They found the hideout in the belly of the city—an abandoned subway maintenance room, its brick walls slick with moisture, the faint stench of oil and mildew clinging to the air.
Damian dropped his soaked jacket on a broken chair and started rummaging through an old supply locker. Elena stood near the doorway, knife still in hand, eyes never leaving him.
"You've gotten sloppy," she said coldly. "You used to have cleaner bolt-holes."
He smirked, pulling out a dented thermos. "Forgive me. It's hard to keep an AirBnB account when assassins are on your heels."
She rolled her eyes, but the corner of her mouth twitched despite herself. Damn him.
The thermos clattered open—half-full of stale whiskey. Damian raised it in mock salute. "Dinner is served."
"Pathetic," Elena muttered, but when he held it out, she took a swig anyway. It burned all the way down, sharp and unforgiving. She welcomed the sting.
They sat opposite each other, silence stretching. The dim light made his features harder, older, but the trace of the man she'd once loved still lingered. It made her chest ache in ways she didn't want to admit.
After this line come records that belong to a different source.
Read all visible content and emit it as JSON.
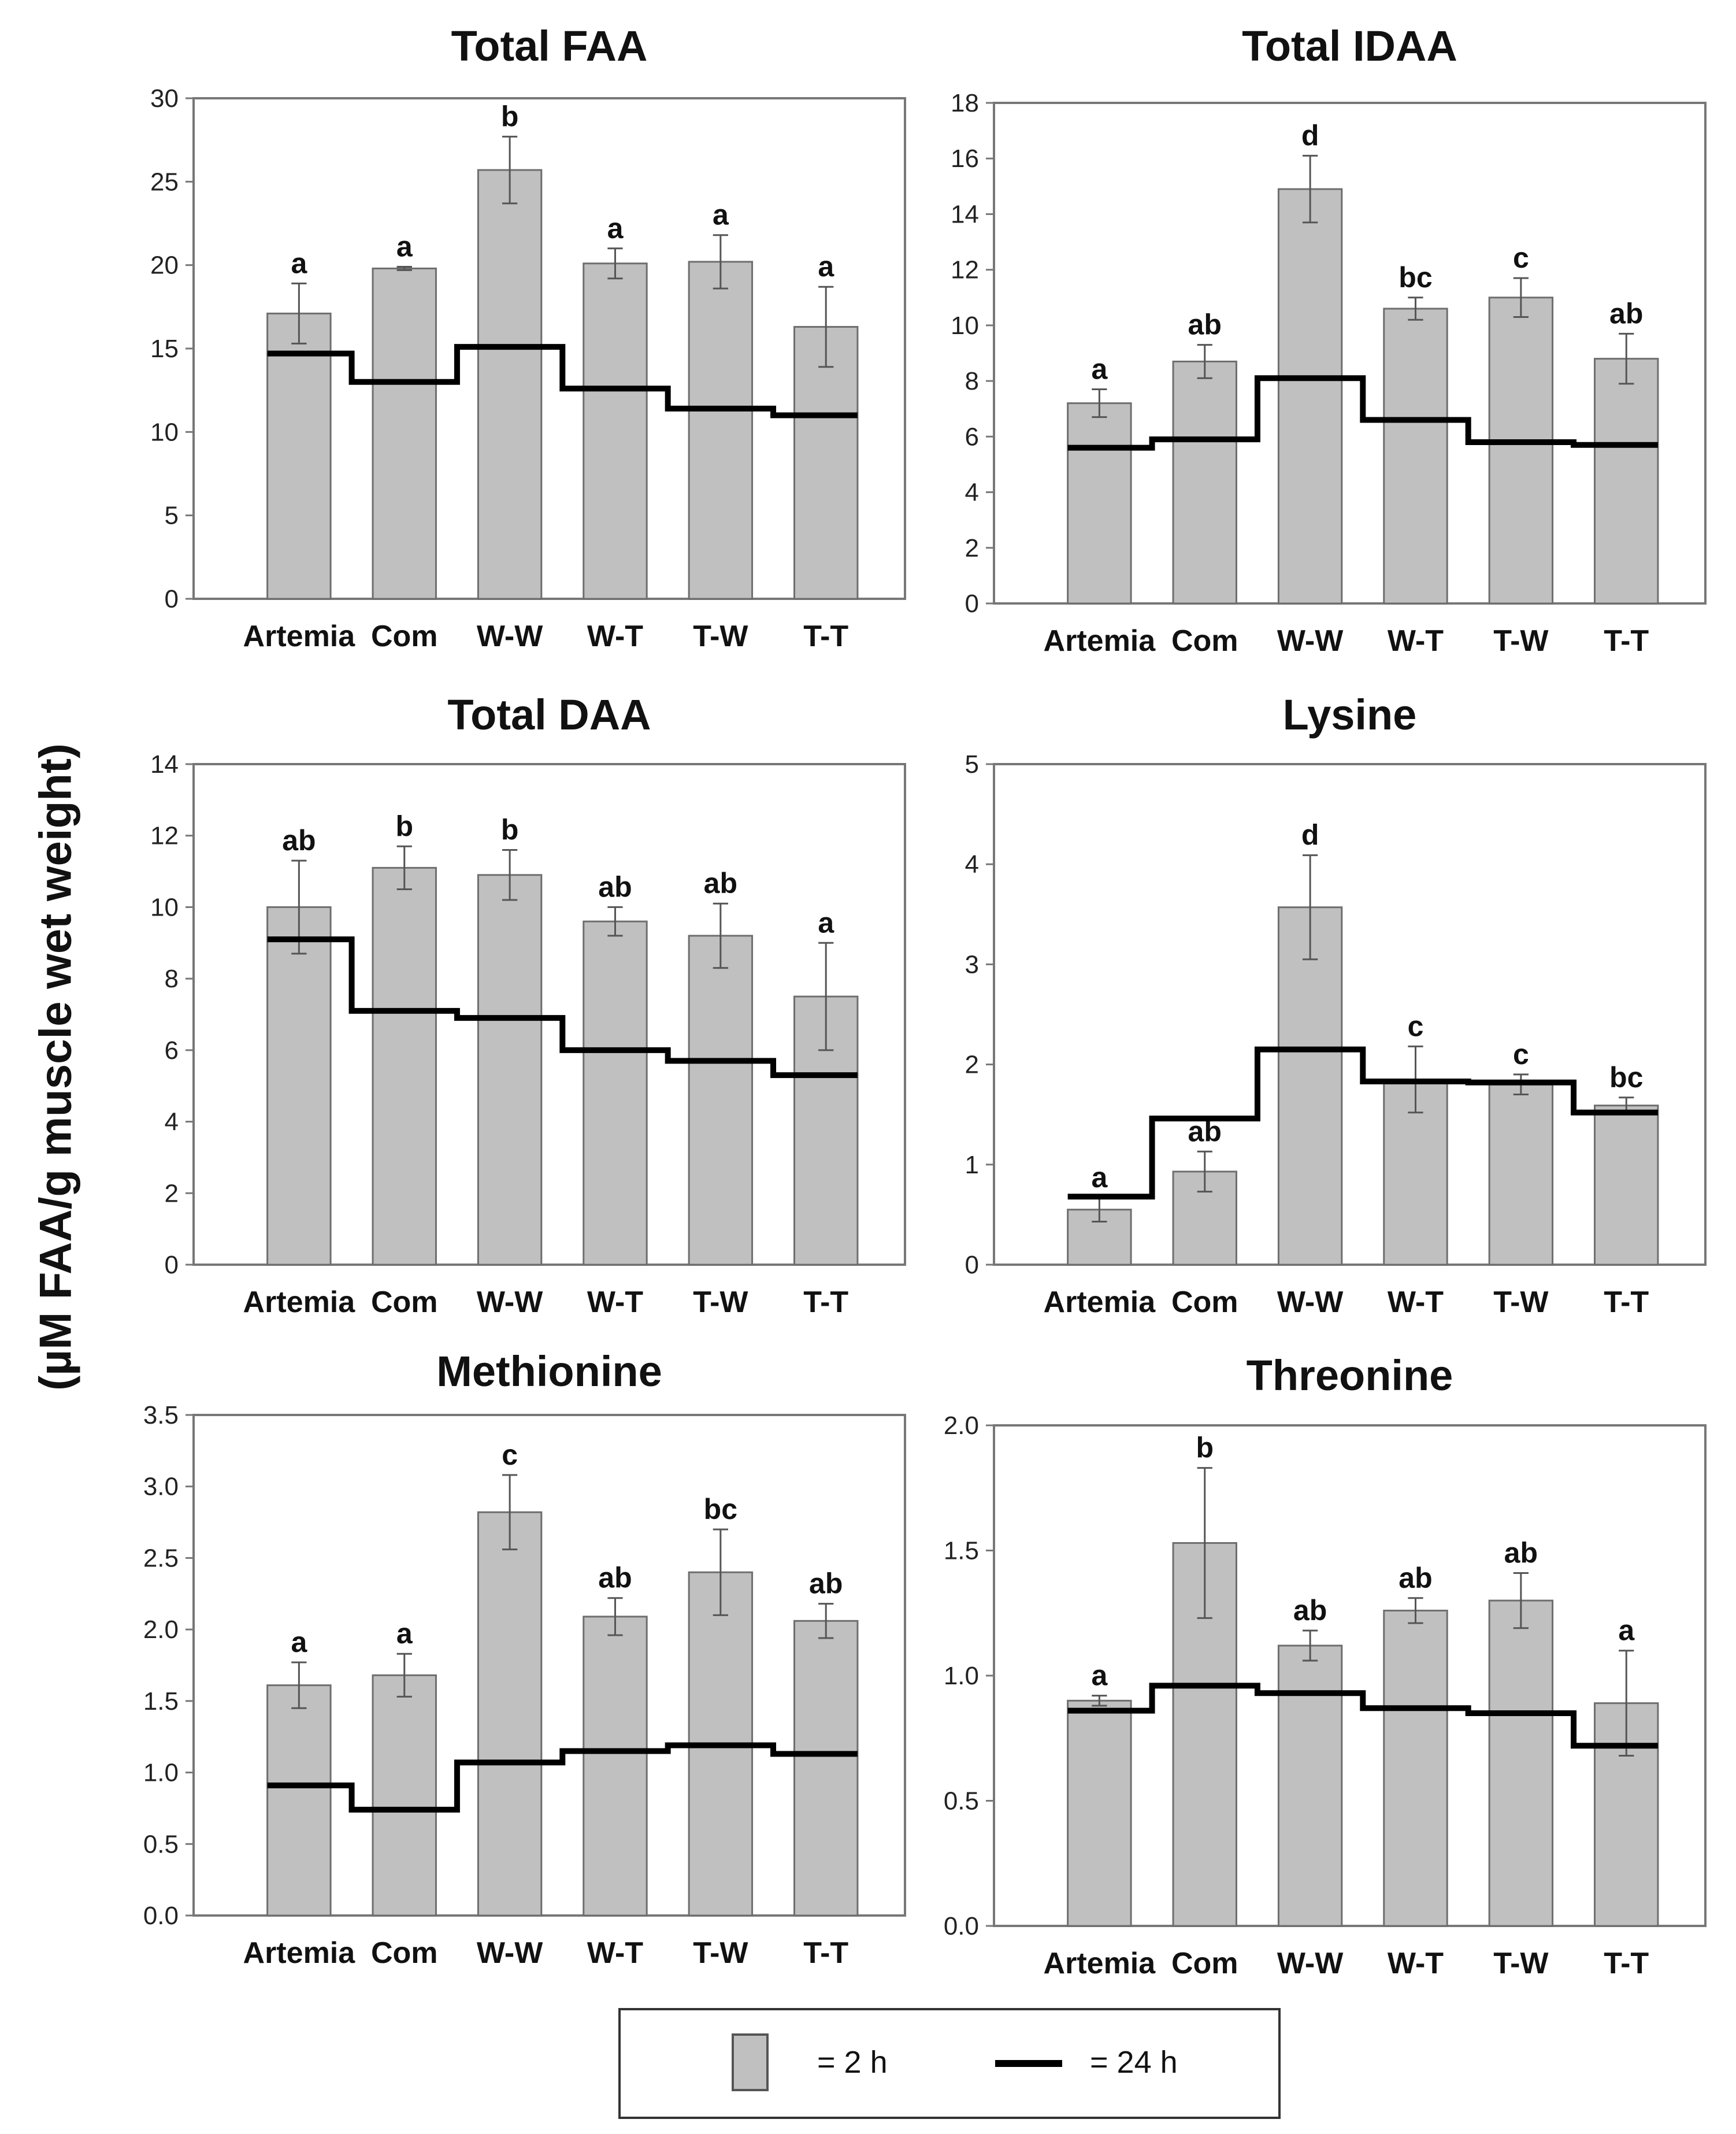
{
  "ylabel": "(µM FAA/g muscle wet weight)",
  "legend": {
    "bar_label": "= 2 h",
    "line_label": "= 24 h"
  },
  "colors": {
    "bar_fill": "#c0c0c0",
    "bar_stroke": "#6e6e6e",
    "line": "#000000",
    "frame": "#777777"
  },
  "chart_data": [
    {
      "type": "bar",
      "title": "Total FAA",
      "categories": [
        "Artemia",
        "Com",
        "W-W",
        "W-T",
        "T-W",
        "T-T"
      ],
      "ylim": [
        0,
        30
      ],
      "yticks": [
        "0",
        "5",
        "10",
        "15",
        "20",
        "25",
        "30"
      ],
      "series": [
        {
          "name": "2 h",
          "values": [
            17.1,
            19.8,
            25.7,
            20.1,
            20.2,
            16.3
          ],
          "errors": [
            1.8,
            0.1,
            2.0,
            0.9,
            1.6,
            2.4
          ]
        },
        {
          "name": "24 h",
          "values": [
            14.7,
            13.0,
            15.1,
            12.6,
            11.4,
            11.0
          ]
        }
      ],
      "significance": [
        "a",
        "a",
        "b",
        "a",
        "a",
        "a"
      ]
    },
    {
      "type": "bar",
      "title": "Total IDAA",
      "categories": [
        "Artemia",
        "Com",
        "W-W",
        "W-T",
        "T-W",
        "T-T"
      ],
      "ylim": [
        0,
        18
      ],
      "yticks": [
        "0",
        "2",
        "4",
        "6",
        "8",
        "10",
        "12",
        "14",
        "16",
        "18"
      ],
      "series": [
        {
          "name": "2 h",
          "values": [
            7.2,
            8.7,
            14.9,
            10.6,
            11.0,
            8.8
          ],
          "errors": [
            0.5,
            0.6,
            1.2,
            0.4,
            0.7,
            0.9
          ]
        },
        {
          "name": "24 h",
          "values": [
            5.6,
            5.9,
            8.1,
            6.6,
            5.8,
            5.7
          ]
        }
      ],
      "significance": [
        "a",
        "ab",
        "d",
        "bc",
        "c",
        "ab"
      ]
    },
    {
      "type": "bar",
      "title": "Total DAA",
      "categories": [
        "Artemia",
        "Com",
        "W-W",
        "W-T",
        "T-W",
        "T-T"
      ],
      "ylim": [
        0,
        14
      ],
      "yticks": [
        "0",
        "2",
        "4",
        "6",
        "8",
        "10",
        "12",
        "14"
      ],
      "series": [
        {
          "name": "2 h",
          "values": [
            10.0,
            11.1,
            10.9,
            9.6,
            9.2,
            7.5
          ],
          "errors": [
            1.3,
            0.6,
            0.7,
            0.4,
            0.9,
            1.5
          ]
        },
        {
          "name": "24 h",
          "values": [
            9.1,
            7.1,
            6.9,
            6.0,
            5.7,
            5.3
          ]
        }
      ],
      "significance": [
        "ab",
        "b",
        "b",
        "ab",
        "ab",
        "a"
      ]
    },
    {
      "type": "bar",
      "title": "Lysine",
      "categories": [
        "Artemia",
        "Com",
        "W-W",
        "W-T",
        "T-W",
        "T-T"
      ],
      "ylim": [
        0,
        5
      ],
      "yticks": [
        "0",
        "1",
        "2",
        "3",
        "4",
        "5"
      ],
      "series": [
        {
          "name": "2 h",
          "values": [
            0.55,
            0.93,
            3.57,
            1.85,
            1.8,
            1.59
          ],
          "errors": [
            0.12,
            0.2,
            0.52,
            0.33,
            0.1,
            0.08
          ]
        },
        {
          "name": "24 h",
          "values": [
            0.68,
            1.46,
            2.15,
            1.83,
            1.82,
            1.52
          ]
        }
      ],
      "significance": [
        "a",
        "ab",
        "d",
        "c",
        "c",
        "bc"
      ]
    },
    {
      "type": "bar",
      "title": "Methionine",
      "categories": [
        "Artemia",
        "Com",
        "W-W",
        "W-T",
        "T-W",
        "T-T"
      ],
      "ylim": [
        0,
        3.5
      ],
      "yticks": [
        "0.0",
        "0.5",
        "1.0",
        "1.5",
        "2.0",
        "2.5",
        "3.0",
        "3.5"
      ],
      "series": [
        {
          "name": "2 h",
          "values": [
            1.61,
            1.68,
            2.82,
            2.09,
            2.4,
            2.06
          ],
          "errors": [
            0.16,
            0.15,
            0.26,
            0.13,
            0.3,
            0.12
          ]
        },
        {
          "name": "24 h",
          "values": [
            0.91,
            0.74,
            1.07,
            1.15,
            1.19,
            1.13
          ]
        }
      ],
      "significance": [
        "a",
        "a",
        "c",
        "ab",
        "bc",
        "ab"
      ]
    },
    {
      "type": "bar",
      "title": "Threonine",
      "categories": [
        "Artemia",
        "Com",
        "W-W",
        "W-T",
        "T-W",
        "T-T"
      ],
      "ylim": [
        0,
        2.0
      ],
      "yticks": [
        "0.0",
        "0.5",
        "1.0",
        "1.5",
        "2.0"
      ],
      "series": [
        {
          "name": "2 h",
          "values": [
            0.9,
            1.53,
            1.12,
            1.26,
            1.3,
            0.89
          ],
          "errors": [
            0.02,
            0.3,
            0.06,
            0.05,
            0.11,
            0.21
          ]
        },
        {
          "name": "24 h",
          "values": [
            0.86,
            0.96,
            0.93,
            0.87,
            0.85,
            0.72
          ]
        }
      ],
      "significance": [
        "a",
        "b",
        "ab",
        "ab",
        "ab",
        "a"
      ]
    }
  ]
}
Finally, Elena broke the silence. "The boy said you were 'the key.' You didn't even flinch."
Damian's jaw tightened. "Because I've heard it before."
Her knife clattered against the floor as she leaned forward, eyes blazing. "And you didn't think to tell me?"
"It was never supposed to matter," he snapped back. Then, softer, almost to himself: "Not to you."
The rawness in his tone unsettled her more than the fight. For a moment, she searched his face, trying to read the cracks in the mask.
Then he ruined it with a crooked grin. "Besides, you'd just stab me for it."
She snorted despite herself, shaking her head. "You're not wrong."
The laughter—dark, bitter—faded quickly. Silence pressed in again, heavy as the tunnels above them.
Elena shifted, rubbing the bruise on her temple. "You killed him too quickly. He could've told us something else."
Damian's gaze met hers, steady, unreadable. "No. He was already dead. He just hadn't realized it yet."
A shiver slid down her spine. Not from fear. From the certainty in his voice.
They sat there, two broken people drinking bad whiskey in a forgotten tunnel, bound by a past that hurt too much to name and a future neither could escape.
Finally, Damian leaned back, exhaustion creeping into his posture. "Get some sleep. We move at dawn."
Elena didn't reply. She couldn't. She just lay down against the wall, knife clutched close, eyes half-shut.
But in the shadows, she watched him.
And though she hated herself for it, some part of her still felt safer knowing he was there.